В стремлении художников и писателей к «схватыванию» и воплощению в искусстве ранее игнорировавшихся «мелочей» — оттенков настроений и восприятий, в придании им все большего веса и значения проявлялся в определенной мере протест против мощного потока стандартизации жизни. «Жизненный механизм направляет русло переживаний не туда, куда мы стремимся, отдает нас во власть машин, — писал Андрей Белый в статье «Вишневый сад». — Наша зависимость начинается с общих нам неведомых причин и кончается конками, телефонами, лифтами, расписанием поездов… Власть мгновений — естественный протест против механического строя жизни. Человек, изредка освободившийся, углубляет случайный момент освобождения, устремляя на него все силы души. При таких условиях человек научается все большее и большее видеть в мелочах. Мелочи жизни являются все больше проводниками Вечности. Так реализм неприметно переходит в символизм».

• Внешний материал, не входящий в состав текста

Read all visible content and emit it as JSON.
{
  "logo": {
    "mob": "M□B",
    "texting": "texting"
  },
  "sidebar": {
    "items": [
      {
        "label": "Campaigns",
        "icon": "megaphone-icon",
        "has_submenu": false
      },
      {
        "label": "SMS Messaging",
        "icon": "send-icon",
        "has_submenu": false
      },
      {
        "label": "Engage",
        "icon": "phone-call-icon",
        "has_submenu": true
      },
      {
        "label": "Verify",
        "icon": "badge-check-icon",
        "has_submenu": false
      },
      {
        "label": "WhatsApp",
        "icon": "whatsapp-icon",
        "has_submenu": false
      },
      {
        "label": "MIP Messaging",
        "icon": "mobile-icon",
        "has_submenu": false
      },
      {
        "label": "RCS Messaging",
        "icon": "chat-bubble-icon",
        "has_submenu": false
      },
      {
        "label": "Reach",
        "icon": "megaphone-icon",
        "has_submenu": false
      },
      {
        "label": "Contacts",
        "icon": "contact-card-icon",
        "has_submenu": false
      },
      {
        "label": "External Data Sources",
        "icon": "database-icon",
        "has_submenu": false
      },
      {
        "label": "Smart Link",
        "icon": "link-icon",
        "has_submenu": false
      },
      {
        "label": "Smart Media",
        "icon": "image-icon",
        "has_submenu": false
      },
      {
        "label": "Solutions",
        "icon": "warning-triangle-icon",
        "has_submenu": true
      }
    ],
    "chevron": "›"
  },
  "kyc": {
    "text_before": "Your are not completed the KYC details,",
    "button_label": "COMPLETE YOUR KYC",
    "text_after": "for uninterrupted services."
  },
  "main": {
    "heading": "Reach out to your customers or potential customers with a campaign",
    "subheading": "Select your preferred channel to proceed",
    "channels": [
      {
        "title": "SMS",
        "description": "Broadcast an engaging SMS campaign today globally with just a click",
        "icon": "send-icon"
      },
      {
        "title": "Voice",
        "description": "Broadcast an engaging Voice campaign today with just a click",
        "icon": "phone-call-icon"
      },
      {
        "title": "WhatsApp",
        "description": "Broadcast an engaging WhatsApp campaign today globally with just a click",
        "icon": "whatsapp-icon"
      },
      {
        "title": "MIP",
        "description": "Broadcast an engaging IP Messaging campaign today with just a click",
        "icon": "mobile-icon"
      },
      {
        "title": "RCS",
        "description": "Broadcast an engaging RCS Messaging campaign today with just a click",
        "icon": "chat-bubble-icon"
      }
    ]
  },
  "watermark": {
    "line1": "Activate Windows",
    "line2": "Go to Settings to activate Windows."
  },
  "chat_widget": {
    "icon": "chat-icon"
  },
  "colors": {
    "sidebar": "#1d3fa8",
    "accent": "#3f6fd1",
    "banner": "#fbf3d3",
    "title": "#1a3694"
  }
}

Символизм — одно из самых сложных и противоречивых направлений в русской литературе рубежа веков. Истоки символизма были довольно многообразны, различные писатели приходили к нему глубоко индивидуальными путями, придавая этому течению крайнюю пестроту, когда даже признанные «лидеры» его решительно расходились порой друг с другом в определении «метода чистого символизма».
С одной стороны, символисты опирались на идеалистические идеи Платона и любили выражать их гётевскими словами: «Все преходящее только символ». Для них все становилось мистическим, волнующе неясным. На каждый предмет ложится «отблеск, косой преломившийся луч божеского». Каждое событие земной жизни лишь обозначает, символизирует нечто совершающееся в ином, идеальном, потустороннем мире. Сама жизнь, по меткому определению современного исследователя Л. К. Долгополова, представлялась символистам «в виде некоего внешнего покрова, таящего в глубине своей нечто более важное, грозное и хаотическое, но не видимое «простым глазом».
Все это, казалось, должно было далеко увести их — а некоторую часть и действительно уводило! — от «низменной» действительности с ее злободневными тревогами, нуждами и заботами.
«Защитная реакция» индивидуальности художника превращалась в своего рода агрессию по отношению к реальности. Ревнивое отстаивание индивидуальности и ее прав на свое видение жизни, сыграв свою положительную роль, начинало обнаруживать и отрицательные стороны. Вместо расширения поля наблюдения оно начинает сужаться, художник целиком погружается в исследование своего «я», воспринимая «внешнюю» действительность исключительно как посягательство на свою «суверенность». «В поэзии, в искусстве — на первом месте сама личность художника! Она и есть сущность — все остальное форма!» — воинственно декларирует в 1895 году Валерий Брюсов.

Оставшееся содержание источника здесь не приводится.